Sandra was simplifying 45√×23√, and she ended up with 815−−√ as her simplified answer. Is Sandra correct? If she is not correct, what was her mistake?
To simplify the expression $45\sqrt{23}\cdot{}\sqrt{815}$, we first recognize that we can combine the square roots as follows: \begin{align*}
45\sqrt{23}\cdot{}\sqrt{815}&=45\sqrt{23\cdot815}\\
&=45\sqrt{18745}.
\end{align*} Instead of going further, we can conclude that Sandra made a mistake because the expression $\sqrt{815}-\sqrt{18745}$ cannot be simplified any further. Therefore, Sandra's answer is incorrect.
To determine if Sandra is correct, we can simplify the expression ourselves.
We start by simplifying each square root individually:
√45 = √(9 × 5) = √9 × √5 = 3√5
√23 = √(4 × 5 + 3) = √(4 × 5) + √3 = 2√5 + √3
Now, we multiply the two simplified square roots:
(3√5) × (2√5 + √3) = 3√5 × 2√5 + 3√5 × √3
= 6(√5)^2 + 3√5√3
= 6(5) + 3√15
= 30 + 3√15
Therefore, the simplified expression is 30 + 3√15, not 815-√.
Sandra made a mistake in her calculations.

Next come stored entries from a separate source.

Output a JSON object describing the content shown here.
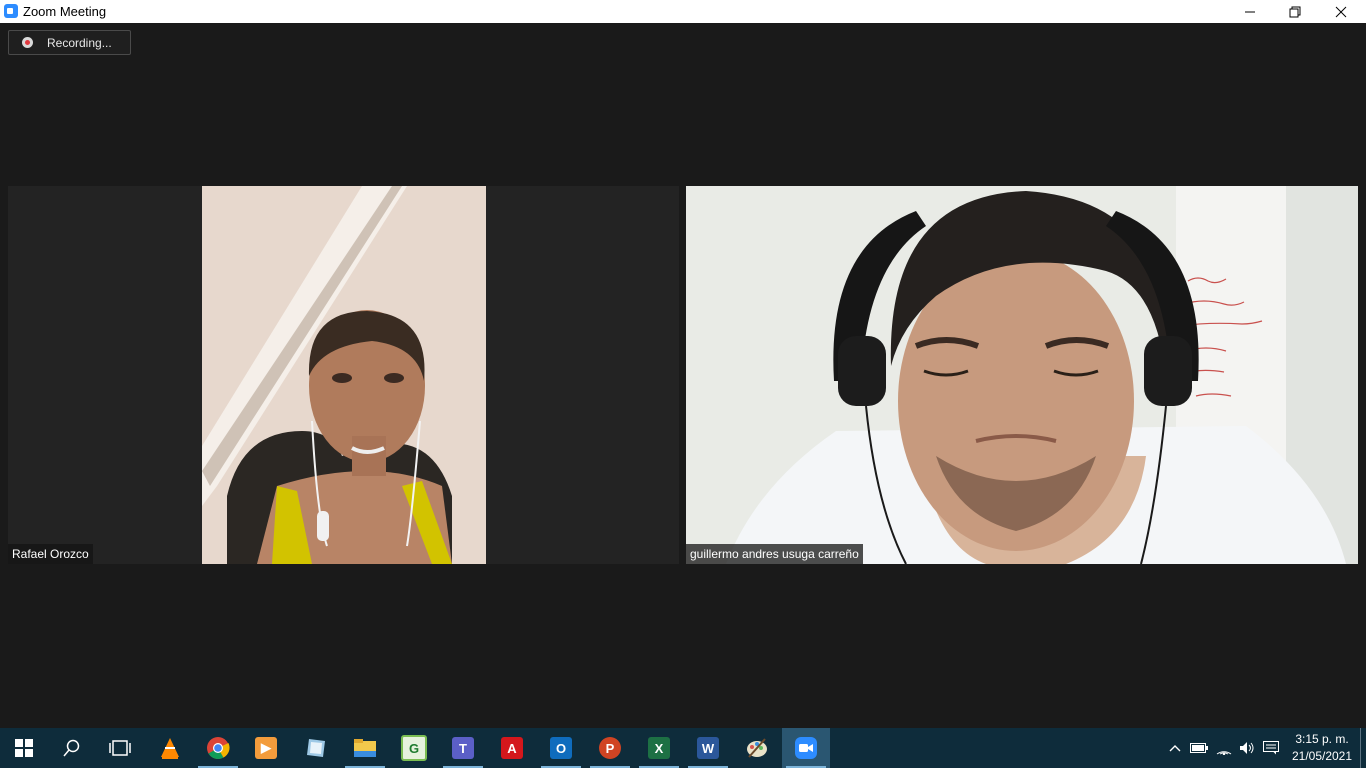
{
  "window": {
    "title": "Zoom Meeting"
  },
  "meeting": {
    "recording_label": "Recording..."
  },
  "participants": [
    {
      "name": "Rafael Orozco"
    },
    {
      "name": "guillermo andres usuga carreño"
    }
  ],
  "taskbar": {
    "pinned": [
      "start-icon",
      "search-icon",
      "task-view-icon",
      "vlc-icon",
      "chrome-icon",
      "media-player-icon",
      "notepad-icon",
      "file-explorer-icon",
      "geogebra-icon",
      "teams-icon",
      "acrobat-icon",
      "outlook-icon",
      "powerpoint-icon",
      "excel-icon",
      "word-icon",
      "paint-icon",
      "zoom-icon"
    ],
    "clock": {
      "time": "3:15 p. m.",
      "date": "21/05/2021"
    }
  },
  "colors": {
    "zoom_blue": "#2d8cff",
    "taskbar": "#0e2c3b",
    "recording_red": "#e0383e"
  }
}
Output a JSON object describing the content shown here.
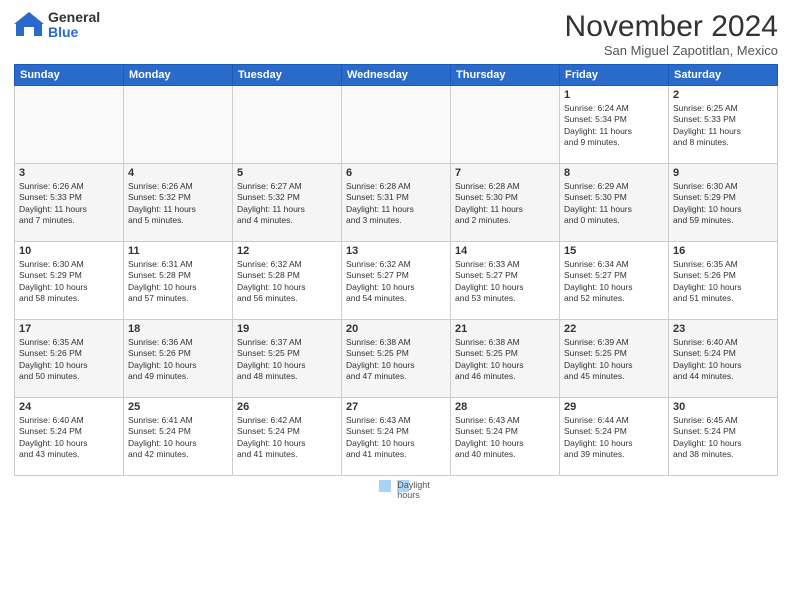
{
  "header": {
    "logo_general": "General",
    "logo_blue": "Blue",
    "month_title": "November 2024",
    "location": "San Miguel Zapotitlan, Mexico"
  },
  "calendar": {
    "days_of_week": [
      "Sunday",
      "Monday",
      "Tuesday",
      "Wednesday",
      "Thursday",
      "Friday",
      "Saturday"
    ],
    "weeks": [
      [
        {
          "day": "",
          "info": "",
          "empty": true
        },
        {
          "day": "",
          "info": "",
          "empty": true
        },
        {
          "day": "",
          "info": "",
          "empty": true
        },
        {
          "day": "",
          "info": "",
          "empty": true
        },
        {
          "day": "",
          "info": "",
          "empty": true
        },
        {
          "day": "1",
          "info": "Sunrise: 6:24 AM\nSunset: 5:34 PM\nDaylight: 11 hours\nand 9 minutes."
        },
        {
          "day": "2",
          "info": "Sunrise: 6:25 AM\nSunset: 5:33 PM\nDaylight: 11 hours\nand 8 minutes."
        }
      ],
      [
        {
          "day": "3",
          "info": "Sunrise: 6:26 AM\nSunset: 5:33 PM\nDaylight: 11 hours\nand 7 minutes."
        },
        {
          "day": "4",
          "info": "Sunrise: 6:26 AM\nSunset: 5:32 PM\nDaylight: 11 hours\nand 5 minutes."
        },
        {
          "day": "5",
          "info": "Sunrise: 6:27 AM\nSunset: 5:32 PM\nDaylight: 11 hours\nand 4 minutes."
        },
        {
          "day": "6",
          "info": "Sunrise: 6:28 AM\nSunset: 5:31 PM\nDaylight: 11 hours\nand 3 minutes."
        },
        {
          "day": "7",
          "info": "Sunrise: 6:28 AM\nSunset: 5:30 PM\nDaylight: 11 hours\nand 2 minutes."
        },
        {
          "day": "8",
          "info": "Sunrise: 6:29 AM\nSunset: 5:30 PM\nDaylight: 11 hours\nand 0 minutes."
        },
        {
          "day": "9",
          "info": "Sunrise: 6:30 AM\nSunset: 5:29 PM\nDaylight: 10 hours\nand 59 minutes."
        }
      ],
      [
        {
          "day": "10",
          "info": "Sunrise: 6:30 AM\nSunset: 5:29 PM\nDaylight: 10 hours\nand 58 minutes."
        },
        {
          "day": "11",
          "info": "Sunrise: 6:31 AM\nSunset: 5:28 PM\nDaylight: 10 hours\nand 57 minutes."
        },
        {
          "day": "12",
          "info": "Sunrise: 6:32 AM\nSunset: 5:28 PM\nDaylight: 10 hours\nand 56 minutes."
        },
        {
          "day": "13",
          "info": "Sunrise: 6:32 AM\nSunset: 5:27 PM\nDaylight: 10 hours\nand 54 minutes."
        },
        {
          "day": "14",
          "info": "Sunrise: 6:33 AM\nSunset: 5:27 PM\nDaylight: 10 hours\nand 53 minutes."
        },
        {
          "day": "15",
          "info": "Sunrise: 6:34 AM\nSunset: 5:27 PM\nDaylight: 10 hours\nand 52 minutes."
        },
        {
          "day": "16",
          "info": "Sunrise: 6:35 AM\nSunset: 5:26 PM\nDaylight: 10 hours\nand 51 minutes."
        }
      ],
      [
        {
          "day": "17",
          "info": "Sunrise: 6:35 AM\nSunset: 5:26 PM\nDaylight: 10 hours\nand 50 minutes."
        },
        {
          "day": "18",
          "info": "Sunrise: 6:36 AM\nSunset: 5:26 PM\nDaylight: 10 hours\nand 49 minutes."
        },
        {
          "day": "19",
          "info": "Sunrise: 6:37 AM\nSunset: 5:25 PM\nDaylight: 10 hours\nand 48 minutes."
        },
        {
          "day": "20",
          "info": "Sunrise: 6:38 AM\nSunset: 5:25 PM\nDaylight: 10 hours\nand 47 minutes."
        },
        {
          "day": "21",
          "info": "Sunrise: 6:38 AM\nSunset: 5:25 PM\nDaylight: 10 hours\nand 46 minutes."
        },
        {
          "day": "22",
          "info": "Sunrise: 6:39 AM\nSunset: 5:25 PM\nDaylight: 10 hours\nand 45 minutes."
        },
        {
          "day": "23",
          "info": "Sunrise: 6:40 AM\nSunset: 5:24 PM\nDaylight: 10 hours\nand 44 minutes."
        }
      ],
      [
        {
          "day": "24",
          "info": "Sunrise: 6:40 AM\nSunset: 5:24 PM\nDaylight: 10 hours\nand 43 minutes."
        },
        {
          "day": "25",
          "info": "Sunrise: 6:41 AM\nSunset: 5:24 PM\nDaylight: 10 hours\nand 42 minutes."
        },
        {
          "day": "26",
          "info": "Sunrise: 6:42 AM\nSunset: 5:24 PM\nDaylight: 10 hours\nand 41 minutes."
        },
        {
          "day": "27",
          "info": "Sunrise: 6:43 AM\nSunset: 5:24 PM\nDaylight: 10 hours\nand 41 minutes."
        },
        {
          "day": "28",
          "info": "Sunrise: 6:43 AM\nSunset: 5:24 PM\nDaylight: 10 hours\nand 40 minutes."
        },
        {
          "day": "29",
          "info": "Sunrise: 6:44 AM\nSunset: 5:24 PM\nDaylight: 10 hours\nand 39 minutes."
        },
        {
          "day": "30",
          "info": "Sunrise: 6:45 AM\nSunset: 5:24 PM\nDaylight: 10 hours\nand 38 minutes."
        }
      ]
    ]
  },
  "legend": {
    "text": "Daylight hours"
  }
}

She might have made an error while multiplying the square roots or misunderstood the process of simplifying square roots.
To determine if Sandra's answer is correct, we need to simplify the expression 45√ × 23√ and compare it to 815−−√.
To simplify the given expression, we can use the following property of radicals: √(a × b) = √(a) × √(b).
Let's begin by simplifying 45√:
√45 = √(9 × 5) = √9 × √5 = 3√5
Next, we'll simplify 23√:
√23
Therefore, the simplified expression should be:
3√5 × √23
To multiply these expressions, we combine the constants and the radicals:
3√(5 × 23) = 3√115
Now, let's compare Sandra's answer, 815−−√, to the simplified expression, 3√115:
To find the value of 815−−√, we need to square it:
(815−−√)^2 = (815)^(2/2) = 815
Since 815 is not equal to 3√115, Sandra's answer is incorrect.
Therefore, her mistake lies in failing to multiply the two expressions when she simplified the original expression.